Ratio of Kinetic Energies for Two Moving Charges in Uniform Electric Field

[Kishor Bhat]

Homework Statement

Two charges of masses m and 2m, charges 2q and q respectively are placed in a uniform electric field and are allowed to move at exactly the same time. Find the ratio of their kinetic energies.

Homework Equations

Field = qE
Force =(Kq1q2)/r^2
Kinetic energy=1/2mv^2

The Attempt at a Solution

I found their initial accelerations by finding the Coloumb force on each and then dividing by their respective masses. Then I used the equation v= u + at and found the kinetic energies. But I'm getting the ratio as 2:1 whereas the answer is 8:1.

 

[gneill]

It is entirely possible that the answer key is incorrect in this instance, and that you've found a correct result. Sometimes problems have values changed in order to make it a "new" problem, but updating the answer key is overlooked.

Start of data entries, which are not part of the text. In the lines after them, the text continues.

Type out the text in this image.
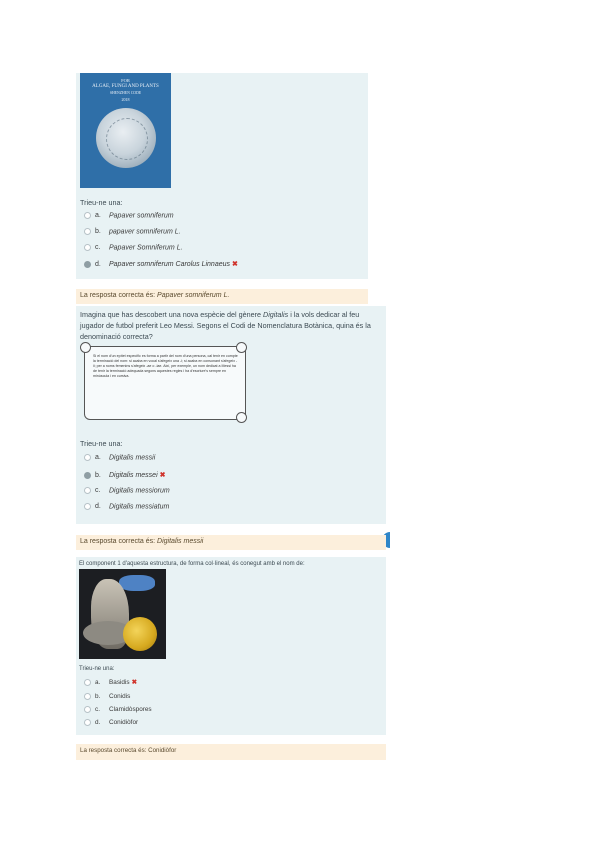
FOR
ALGAE, FUNGI AND PLANTS
SHENZHEN CODE
2018
Trieu-ne una:
a. Papaver somniferum
b. papaver somniferum L.
c. Papaver Somniferum L.
d. Papaver somniferum Carolus Linnaeus ✖
La resposta correcta és: Papaver somniferum L.
Imagina que has descobert una nova espècie del gènere Digitalis i la vols dedicar al feu jugador de futbol preferit Leo Messi. Segons el Codi de Nomenclatura Botànica, quina és la denominació correcta?
Si el nom d'un epítet específic es forma a partir del nom d'una persona, cal tenir en compte la terminació del nom: si acaba en vocal s'afegeix una -i; si acaba en consonant s'afegeix -ii; per a noms femenins s'afegeix -ae o -iae. Així, per exemple, un nom dedicat a Messi ha de tenir la terminació adequada segons aquestes regles i ha d'escriure's sempre en minúscula i en cursiva.
Trieu-ne una:
a. Digitalis messii
b. Digitalis messei ✖
c. Digitalis messiorum
d. Digitalis messiatum
La resposta correcta és: Digitalis messii
El component 1 d'aquesta estructura, de forma col·lineal, és conegut amb el nom de:
Trieu-ne una:
a. Basidis ✖
b. Conidis
c. Clamidòspores
d. Conidiòfor
La resposta correcta és: Conidiòfor
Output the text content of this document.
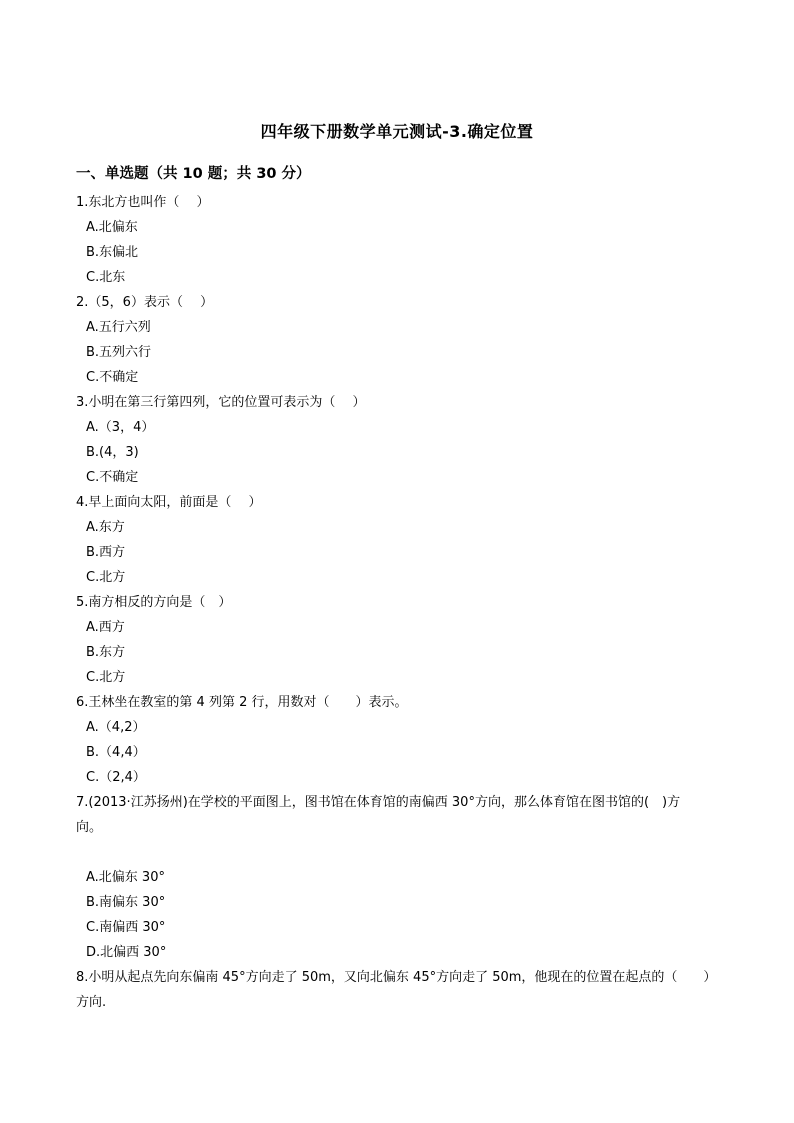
四年级下册数学单元测试-3.确定位置
一、单选题（共 10 题；共 30 分）
1.东北方也叫作（　 ）
A.北偏东
B.东偏北
C.北东
2.（5，6）表示（　 ）
A.五行六列
B.五列六行
C.不确定
3.小明在第三行第四列，它的位置可表示为（　 ）
A.（3，4）
B.(4，3)
C.不确定
4.早上面向太阳，前面是（　 ）
A.东方
B.西方
C.北方
5.南方相反的方向是（　）
A.西方
B.东方
C.北方
6.王林坐在教室的第 4 列第 2 行，用数对（　　）表示。
A.（4,2）
B.（4,4）
C.（2,4）
7.(2013·江苏扬州)在学校的平面图上，图书馆在体育馆的南偏西 30°方向，那么体育馆在图书馆的(　)方
向。
A.北偏东 30°
B.南偏东 30°
C.南偏西 30°
D.北偏西 30°
8.小明从起点先向东偏南 45°方向走了 50m，又向北偏东 45°方向走了 50m，他现在的位置在起点的（　　）
方向.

Why don't you try another approach to the problem and see if your result is the same? Hint: Perhaps use a conservation law?

 

[Kishor Bhat]

Hint: Perhaps use a conservation law?

I'm afraid I'm not getting it. Conservation of momentum gives 2:1, and for conserving energy, I don't know the distance between the charges to calculate potential energy.

 

[gneill]

I'm afraid I'm not getting it. Conservation of momentum gives 2:1, and for conserving energy, I don't know the distance between the charges to calculate potential energy.

Well, 2:1 confirms your earlier value, so it's strong evidence that the answer key is wrong and that your result is correct

 

[Kishor Bhat]

Ah. Well then, thank you. :)

 

[vela]

You're just misinterpreting the problem. You're assuming the force on each is due to the interaction of the two charges, but the problem apparently wants you to ignore that. Instead, the force on each is due to the uniform electric field imposed externally.

 

[gneill]

You're just misinterpreting the problem. You're assuming the force on each is due to the interaction of the two charges, but the problem apparently wants you to ignore that. Instead, the force on each is due to the uniform electric field imposed externally.

Huzzah! Well spotted Vela. I missed the uniform electric field bit in the problem statement and then assumed that it was just the two particles interacting. This changes the complexion of the problem significantly!

 

[Kishor Bhat]

But we don't know the magnitude of the electric field..

 

[gneill]

But we don't know the magnitude of the electric field..

You don't know the magnitude of q either, but that didn't stop you before

 

[Kishor Bhat]

So be it. If I use F = qE, and acceleration a = F/m, I get 8:1 since the velocities are proportional to a^2. But if we had to take the inter-particular forces into consideration, I couldn't use that formula, since the repulsive force would vary with intervening distance.

 

[gneill]

So be it. If I use F = qE, and acceleration a = F/m, I get 8:1 since the velocities are proportional to a^2. But if we had to take the inter-particular forces into consideration, I couldn't use that formula, since the repulsive force would vary with intervening distance.

Consider each of the particles separately interacting with the field. Remember, they have different masses and charges.

 

[vela]

So be it. If I use F = qE, and acceleration a = F/m, I get 8:1 since the velocities are proportional to a^2. But if we had to take the inter-particular forces into consideration, I couldn't use that formula, since the repulsive force would vary with intervening distance.

I think the question is just poorly written. Without more information, you can't really deal with the interaction between the two. For example, if they're really far apart, you might argue that the interaction could be ignored. If they're close to each other, their relative displacement relative to the direction of the electric field will affect the answer.